Type of gall stone has no relation with the risk of malignancy

Other risk factors are APBDJ, PSC and choledochal cyst

Ref sabiston page 1512

Q 10) All of the following are indications for performing intra op cholangiography except:

A. Pain around the day of surgery
B. Anomalous biliary anatomy
C. Suspicious findings on ERCP
D. Abnormal hepatic function panel

10) c

Indications of intra op cholangiography are 

Pain at the time of operation

Abnormal hepatic functions panel

Anomalous or confusing biliary anatomy

Inability to perform post op ERCP

Dilated CBD

Any suspicion of choledocholithiasis

From Bailey  Box 54-1


Q11 ) Partial cholecystectomy all are true except (JIPMER)
a. Cystic duct should be ligated 
b. Anterior  portion of gb removed and post part left intact
c. Impacted stone should be removed
d. Useful mainly in cases with frozen calots and unable to identify structures

 A10) a

If inflammation has obliterated the triangle of Calot, a partial cholecystectomy with removal of any stones may be all that is possible and usually resolves the condition.

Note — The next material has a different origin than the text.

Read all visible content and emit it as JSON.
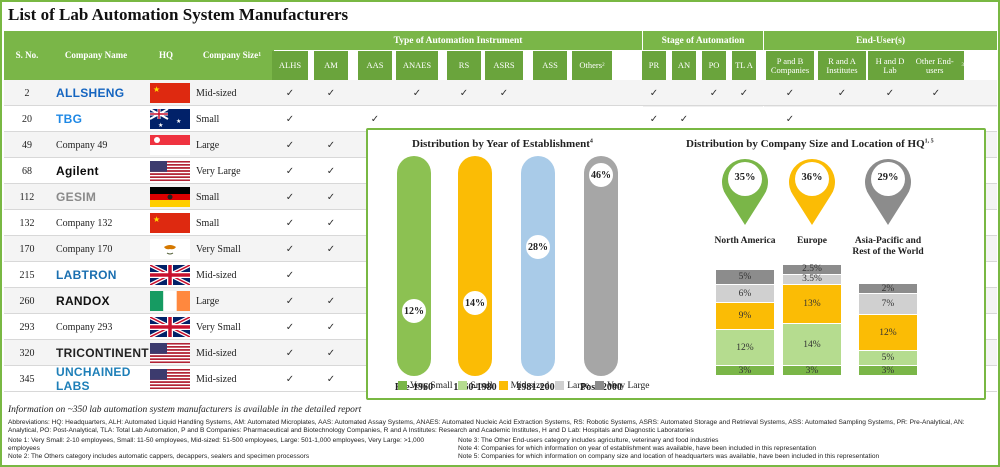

In the acute setting, the biliary obstruction often resolves after cholecystectomy and resolution of the inflammatory process 

Ref BG 562

Partial cholecystectomy In it superficial part of the fundus and body of the gallbladder is  excised, leaving in place its attachment to the liver. The remaining mucosa is removed by curettage and/or fulgurated with electrocoagulation, and a closed-suction drain is placed near the infundibulum.